What three ingredients are contributing to the current strong global economy?
In today’s episode of Market Week in Review, when Head of AIS Business Solutions Sophie Antal Gilbert was joined by Quantitative Investment Strategist, Dr. Kara Ng, they laid out the three ingredients which are contributing to the current strong global economy.
The need for Goldilocks conditions
Before she revealed the recipe for the current global market strength, Ng first analyzed our current late-cycle market. She said, “When you’re ten years into an economic expansion, like we are, you need Goldilocks conditions to be able to extend the expansion. So, for example, if growth gets too hot, then the Fed (the U.S. Federal Reserve) fears overheating. This could result in restrictive monetary policy, which could lead to a recession. On the other hand, if growth gets too cold, then, yes, the Fed would be accommodative.”
Ng explained that growth slowdown could start a negative-confidence spiral, meaning that if consumers and businesses become pessimistic, then spending and hiring would likely slow, and this too could raise recession probabilities. Ng defined just-right Goldilocks conditions this way: “We just need the economy to hum at positive-but-mediocre, have growth be strong enough to support spending and hiring, but soft enough to keep the Fed accommodative.” Ng said that right now, it looks like growth conditions could be just right.

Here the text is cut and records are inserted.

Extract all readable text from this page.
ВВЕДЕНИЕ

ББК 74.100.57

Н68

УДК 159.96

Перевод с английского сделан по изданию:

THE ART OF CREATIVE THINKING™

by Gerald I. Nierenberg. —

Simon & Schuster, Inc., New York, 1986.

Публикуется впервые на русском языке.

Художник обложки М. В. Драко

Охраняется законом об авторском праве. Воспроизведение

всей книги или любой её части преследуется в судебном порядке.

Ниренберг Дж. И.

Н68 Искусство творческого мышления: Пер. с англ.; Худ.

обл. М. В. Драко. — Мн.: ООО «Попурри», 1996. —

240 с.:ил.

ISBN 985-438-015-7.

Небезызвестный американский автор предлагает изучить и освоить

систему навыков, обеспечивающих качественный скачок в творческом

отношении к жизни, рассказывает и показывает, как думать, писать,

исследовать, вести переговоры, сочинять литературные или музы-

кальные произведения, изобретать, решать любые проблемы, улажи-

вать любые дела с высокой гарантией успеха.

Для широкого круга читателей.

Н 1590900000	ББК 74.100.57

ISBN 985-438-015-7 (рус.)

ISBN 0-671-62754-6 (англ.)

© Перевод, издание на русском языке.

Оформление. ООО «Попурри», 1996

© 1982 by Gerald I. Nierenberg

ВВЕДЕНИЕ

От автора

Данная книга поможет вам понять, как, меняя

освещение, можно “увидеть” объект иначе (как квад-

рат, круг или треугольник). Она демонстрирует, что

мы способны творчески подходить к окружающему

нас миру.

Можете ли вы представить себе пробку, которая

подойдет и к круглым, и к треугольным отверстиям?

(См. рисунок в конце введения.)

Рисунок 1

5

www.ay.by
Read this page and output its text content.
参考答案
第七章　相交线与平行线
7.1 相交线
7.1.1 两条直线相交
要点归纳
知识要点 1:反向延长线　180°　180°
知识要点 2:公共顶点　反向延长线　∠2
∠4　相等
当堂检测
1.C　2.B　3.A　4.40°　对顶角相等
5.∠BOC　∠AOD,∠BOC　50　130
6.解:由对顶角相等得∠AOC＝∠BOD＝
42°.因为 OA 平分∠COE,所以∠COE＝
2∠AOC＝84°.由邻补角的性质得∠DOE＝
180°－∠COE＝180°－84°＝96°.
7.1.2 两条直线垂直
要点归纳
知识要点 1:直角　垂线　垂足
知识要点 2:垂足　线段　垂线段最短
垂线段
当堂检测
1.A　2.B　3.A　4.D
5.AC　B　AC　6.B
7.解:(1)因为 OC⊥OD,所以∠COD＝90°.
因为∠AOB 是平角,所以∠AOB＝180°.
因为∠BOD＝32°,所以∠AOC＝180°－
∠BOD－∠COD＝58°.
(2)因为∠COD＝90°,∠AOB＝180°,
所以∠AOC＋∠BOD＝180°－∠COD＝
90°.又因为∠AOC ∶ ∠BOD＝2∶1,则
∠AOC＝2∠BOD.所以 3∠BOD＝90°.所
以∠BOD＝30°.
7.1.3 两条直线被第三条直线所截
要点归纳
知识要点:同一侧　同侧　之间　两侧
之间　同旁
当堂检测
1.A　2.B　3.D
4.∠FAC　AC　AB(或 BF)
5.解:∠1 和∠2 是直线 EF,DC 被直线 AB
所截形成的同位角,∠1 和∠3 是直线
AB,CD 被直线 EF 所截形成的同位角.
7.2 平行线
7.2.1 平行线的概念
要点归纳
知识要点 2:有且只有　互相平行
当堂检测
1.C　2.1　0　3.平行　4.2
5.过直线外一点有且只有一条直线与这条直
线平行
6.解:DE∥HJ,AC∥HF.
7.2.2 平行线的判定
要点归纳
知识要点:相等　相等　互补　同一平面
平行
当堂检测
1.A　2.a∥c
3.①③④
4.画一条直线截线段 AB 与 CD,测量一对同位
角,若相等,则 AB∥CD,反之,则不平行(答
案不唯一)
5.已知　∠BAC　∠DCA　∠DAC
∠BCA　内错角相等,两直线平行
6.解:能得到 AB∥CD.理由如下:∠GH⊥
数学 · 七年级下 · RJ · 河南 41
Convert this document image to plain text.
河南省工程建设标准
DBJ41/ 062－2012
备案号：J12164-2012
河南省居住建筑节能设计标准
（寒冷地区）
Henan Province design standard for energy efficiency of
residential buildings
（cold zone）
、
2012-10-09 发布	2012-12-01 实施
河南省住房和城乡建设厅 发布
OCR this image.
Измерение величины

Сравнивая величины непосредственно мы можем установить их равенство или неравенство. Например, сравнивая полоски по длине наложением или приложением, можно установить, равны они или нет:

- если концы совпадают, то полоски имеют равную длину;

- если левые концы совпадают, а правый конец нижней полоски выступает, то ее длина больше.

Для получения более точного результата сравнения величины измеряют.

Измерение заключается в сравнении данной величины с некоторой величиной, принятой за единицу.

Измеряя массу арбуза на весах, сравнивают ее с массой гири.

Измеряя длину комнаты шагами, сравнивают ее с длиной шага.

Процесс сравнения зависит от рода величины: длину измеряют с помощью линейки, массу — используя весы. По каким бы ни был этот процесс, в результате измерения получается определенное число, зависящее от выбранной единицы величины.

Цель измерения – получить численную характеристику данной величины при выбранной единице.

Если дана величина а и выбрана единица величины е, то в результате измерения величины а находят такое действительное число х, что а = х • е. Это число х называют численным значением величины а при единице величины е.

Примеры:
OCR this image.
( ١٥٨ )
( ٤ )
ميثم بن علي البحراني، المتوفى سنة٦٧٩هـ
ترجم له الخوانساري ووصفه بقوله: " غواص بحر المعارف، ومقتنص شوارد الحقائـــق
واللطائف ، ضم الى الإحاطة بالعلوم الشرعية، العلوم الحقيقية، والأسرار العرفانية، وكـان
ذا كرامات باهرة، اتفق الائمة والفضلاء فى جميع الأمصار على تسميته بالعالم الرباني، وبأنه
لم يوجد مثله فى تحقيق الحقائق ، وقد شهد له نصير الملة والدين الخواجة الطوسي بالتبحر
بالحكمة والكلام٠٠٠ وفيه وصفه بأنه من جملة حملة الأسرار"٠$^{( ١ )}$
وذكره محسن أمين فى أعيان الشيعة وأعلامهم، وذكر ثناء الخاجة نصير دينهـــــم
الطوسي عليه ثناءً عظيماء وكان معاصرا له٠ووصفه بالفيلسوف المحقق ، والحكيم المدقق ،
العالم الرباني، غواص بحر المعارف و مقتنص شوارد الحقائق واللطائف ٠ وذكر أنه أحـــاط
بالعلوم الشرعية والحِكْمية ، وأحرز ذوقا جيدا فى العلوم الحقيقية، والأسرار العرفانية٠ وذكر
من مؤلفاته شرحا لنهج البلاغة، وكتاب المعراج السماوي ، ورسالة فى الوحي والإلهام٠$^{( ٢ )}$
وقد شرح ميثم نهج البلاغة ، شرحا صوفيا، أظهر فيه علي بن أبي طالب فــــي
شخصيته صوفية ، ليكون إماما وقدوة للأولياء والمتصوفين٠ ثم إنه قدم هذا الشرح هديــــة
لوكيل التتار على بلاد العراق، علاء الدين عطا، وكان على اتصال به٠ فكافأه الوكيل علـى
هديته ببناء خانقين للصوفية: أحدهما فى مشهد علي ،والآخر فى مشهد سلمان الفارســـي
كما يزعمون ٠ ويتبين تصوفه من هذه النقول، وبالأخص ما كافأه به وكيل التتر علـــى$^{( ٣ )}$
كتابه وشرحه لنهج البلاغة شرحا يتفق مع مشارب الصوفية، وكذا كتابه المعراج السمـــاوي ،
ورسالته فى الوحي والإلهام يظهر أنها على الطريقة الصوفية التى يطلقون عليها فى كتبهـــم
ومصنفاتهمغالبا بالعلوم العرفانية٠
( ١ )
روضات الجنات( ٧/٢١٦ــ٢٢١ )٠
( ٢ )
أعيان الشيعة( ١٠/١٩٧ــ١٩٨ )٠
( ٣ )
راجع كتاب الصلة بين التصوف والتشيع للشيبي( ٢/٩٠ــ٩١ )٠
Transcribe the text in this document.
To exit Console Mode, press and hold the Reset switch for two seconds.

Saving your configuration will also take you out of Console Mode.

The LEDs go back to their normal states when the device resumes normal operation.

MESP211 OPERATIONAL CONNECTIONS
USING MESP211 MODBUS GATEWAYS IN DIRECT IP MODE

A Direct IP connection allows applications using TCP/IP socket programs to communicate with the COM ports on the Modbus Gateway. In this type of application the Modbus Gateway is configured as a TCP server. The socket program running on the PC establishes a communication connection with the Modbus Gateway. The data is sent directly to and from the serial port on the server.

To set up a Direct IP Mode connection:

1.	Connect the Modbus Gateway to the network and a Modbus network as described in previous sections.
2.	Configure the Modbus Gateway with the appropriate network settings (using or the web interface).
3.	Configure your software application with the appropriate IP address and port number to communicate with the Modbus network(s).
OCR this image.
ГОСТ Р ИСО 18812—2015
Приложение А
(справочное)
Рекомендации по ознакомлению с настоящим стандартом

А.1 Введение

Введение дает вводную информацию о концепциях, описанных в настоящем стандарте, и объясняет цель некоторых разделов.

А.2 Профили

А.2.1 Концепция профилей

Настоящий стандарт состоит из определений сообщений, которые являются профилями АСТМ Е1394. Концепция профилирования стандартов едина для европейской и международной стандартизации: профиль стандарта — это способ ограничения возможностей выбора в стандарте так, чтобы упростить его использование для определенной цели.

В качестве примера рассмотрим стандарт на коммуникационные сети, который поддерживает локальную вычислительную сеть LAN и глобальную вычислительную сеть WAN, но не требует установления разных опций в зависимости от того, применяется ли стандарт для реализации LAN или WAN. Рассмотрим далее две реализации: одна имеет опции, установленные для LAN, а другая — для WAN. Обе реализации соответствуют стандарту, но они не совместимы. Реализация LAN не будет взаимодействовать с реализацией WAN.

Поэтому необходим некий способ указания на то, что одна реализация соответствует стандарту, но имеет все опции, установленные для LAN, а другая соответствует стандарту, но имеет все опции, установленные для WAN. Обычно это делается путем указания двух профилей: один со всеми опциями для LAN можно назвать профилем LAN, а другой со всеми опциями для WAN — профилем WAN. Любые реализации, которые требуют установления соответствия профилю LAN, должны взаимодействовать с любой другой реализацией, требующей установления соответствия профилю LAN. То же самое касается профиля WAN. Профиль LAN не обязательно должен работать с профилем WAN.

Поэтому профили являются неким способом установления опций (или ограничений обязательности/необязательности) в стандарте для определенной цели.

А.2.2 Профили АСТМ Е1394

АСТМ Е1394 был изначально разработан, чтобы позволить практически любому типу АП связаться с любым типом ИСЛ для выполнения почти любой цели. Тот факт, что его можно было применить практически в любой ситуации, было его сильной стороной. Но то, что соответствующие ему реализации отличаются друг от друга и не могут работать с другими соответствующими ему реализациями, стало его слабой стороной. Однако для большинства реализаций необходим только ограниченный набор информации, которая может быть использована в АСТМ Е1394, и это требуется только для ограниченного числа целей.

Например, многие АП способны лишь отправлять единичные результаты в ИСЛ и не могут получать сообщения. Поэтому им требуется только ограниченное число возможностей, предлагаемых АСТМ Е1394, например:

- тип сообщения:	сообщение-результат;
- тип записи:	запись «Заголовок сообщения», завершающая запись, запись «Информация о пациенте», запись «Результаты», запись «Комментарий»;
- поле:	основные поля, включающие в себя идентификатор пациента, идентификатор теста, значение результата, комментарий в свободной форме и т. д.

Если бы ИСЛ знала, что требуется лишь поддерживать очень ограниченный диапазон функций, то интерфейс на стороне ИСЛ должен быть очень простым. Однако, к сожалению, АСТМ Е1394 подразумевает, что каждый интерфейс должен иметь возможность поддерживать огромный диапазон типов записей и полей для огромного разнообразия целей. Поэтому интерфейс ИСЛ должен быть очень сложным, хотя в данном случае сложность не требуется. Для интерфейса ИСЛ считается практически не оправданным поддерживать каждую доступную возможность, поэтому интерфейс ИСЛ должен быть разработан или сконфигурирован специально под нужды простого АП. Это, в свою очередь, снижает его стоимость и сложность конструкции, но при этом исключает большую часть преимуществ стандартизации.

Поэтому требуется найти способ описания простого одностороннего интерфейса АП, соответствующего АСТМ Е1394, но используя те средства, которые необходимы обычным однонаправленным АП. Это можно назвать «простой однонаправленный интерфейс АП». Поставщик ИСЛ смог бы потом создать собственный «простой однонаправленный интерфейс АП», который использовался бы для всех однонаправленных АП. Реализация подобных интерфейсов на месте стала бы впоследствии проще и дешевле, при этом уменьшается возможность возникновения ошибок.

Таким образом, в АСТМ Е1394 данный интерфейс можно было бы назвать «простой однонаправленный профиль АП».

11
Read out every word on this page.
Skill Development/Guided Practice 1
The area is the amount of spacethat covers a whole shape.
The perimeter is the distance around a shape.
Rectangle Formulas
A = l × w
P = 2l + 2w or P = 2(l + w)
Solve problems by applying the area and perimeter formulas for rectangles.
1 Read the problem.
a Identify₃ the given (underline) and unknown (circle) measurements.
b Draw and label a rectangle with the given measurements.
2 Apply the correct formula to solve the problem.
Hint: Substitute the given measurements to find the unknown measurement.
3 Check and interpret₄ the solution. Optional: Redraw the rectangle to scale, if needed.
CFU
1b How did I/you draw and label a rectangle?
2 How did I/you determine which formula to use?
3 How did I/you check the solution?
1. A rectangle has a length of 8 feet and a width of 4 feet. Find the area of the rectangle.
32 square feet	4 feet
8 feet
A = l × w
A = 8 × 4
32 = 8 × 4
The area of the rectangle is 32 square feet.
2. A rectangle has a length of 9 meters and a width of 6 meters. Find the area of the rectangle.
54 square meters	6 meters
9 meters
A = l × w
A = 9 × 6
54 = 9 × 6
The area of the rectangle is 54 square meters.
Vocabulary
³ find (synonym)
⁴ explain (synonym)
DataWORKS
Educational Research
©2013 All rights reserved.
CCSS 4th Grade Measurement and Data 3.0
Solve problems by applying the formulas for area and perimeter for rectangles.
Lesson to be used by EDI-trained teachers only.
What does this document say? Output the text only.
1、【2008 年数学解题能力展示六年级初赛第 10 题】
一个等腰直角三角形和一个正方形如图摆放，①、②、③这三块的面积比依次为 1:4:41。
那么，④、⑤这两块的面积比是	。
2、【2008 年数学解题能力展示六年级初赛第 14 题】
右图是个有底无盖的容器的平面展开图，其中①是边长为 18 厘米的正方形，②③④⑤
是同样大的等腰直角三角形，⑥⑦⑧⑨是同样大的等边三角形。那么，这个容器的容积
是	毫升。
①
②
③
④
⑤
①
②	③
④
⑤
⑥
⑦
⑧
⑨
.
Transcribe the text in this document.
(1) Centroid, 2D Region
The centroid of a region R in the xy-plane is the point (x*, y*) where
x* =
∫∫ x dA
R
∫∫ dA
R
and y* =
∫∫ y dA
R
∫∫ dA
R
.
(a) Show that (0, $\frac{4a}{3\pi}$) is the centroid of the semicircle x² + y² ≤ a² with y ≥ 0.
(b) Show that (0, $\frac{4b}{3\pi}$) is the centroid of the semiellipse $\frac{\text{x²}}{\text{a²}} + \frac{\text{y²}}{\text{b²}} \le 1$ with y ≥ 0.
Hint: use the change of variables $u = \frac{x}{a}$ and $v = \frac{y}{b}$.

Ng also mentioned seeing some green shoots in the global economic data, specifically in China. “Particularly for this month, industrial production accelerated sharply for March, such that the year-on-year growth rate is the highest in almost five years. And it was much higher than consensus expectations. Fixed-asset investment and also retail sales also accelerated.” Ng called this “very positive news,” and not just for the Chinese domestic economy. She explained: “Many companies’ earnings are dependent on foreign demand and you’re exactly right in saying that China’s economy is one of the largest in the world, so Chinese demand has an impact on many companies’ earnings.”
April Flash PMI numbers: How spicy were they?
The conversation shifted to April Flash Purchasing Managers’ Index numbers. When asked how spicy the numbers were compared to March numbers, Ng said, “The April update is less spicy.” She explained how, on March 22, 2019, low German manufacturing numbers created a growth scare that made the U.S. Ten-Year Treasury/Three-Month Treasury yield curve briefly invert for a week. “For this April PMI report,” said Ng, “It was a bit lackluster, but it was nowhere near as spicy as that previous report." She added that the bond market did not overreact.
Finally: The three ingredients
While the overall PMI report was a bit downbeat, Ng said, “We’re not too concerned, because we have three ingredients in place: One, Chinese growth seems to be stabilizing because of government stimulus. Two, central banks globally have shifted to a more dovish policy. And three, trade negotiations seem to be wrapping up and that will remove a source of friction and uncertainty. Going forward, we still expect growth to stabilize to at-trend to maybe a little bit above trend levels.”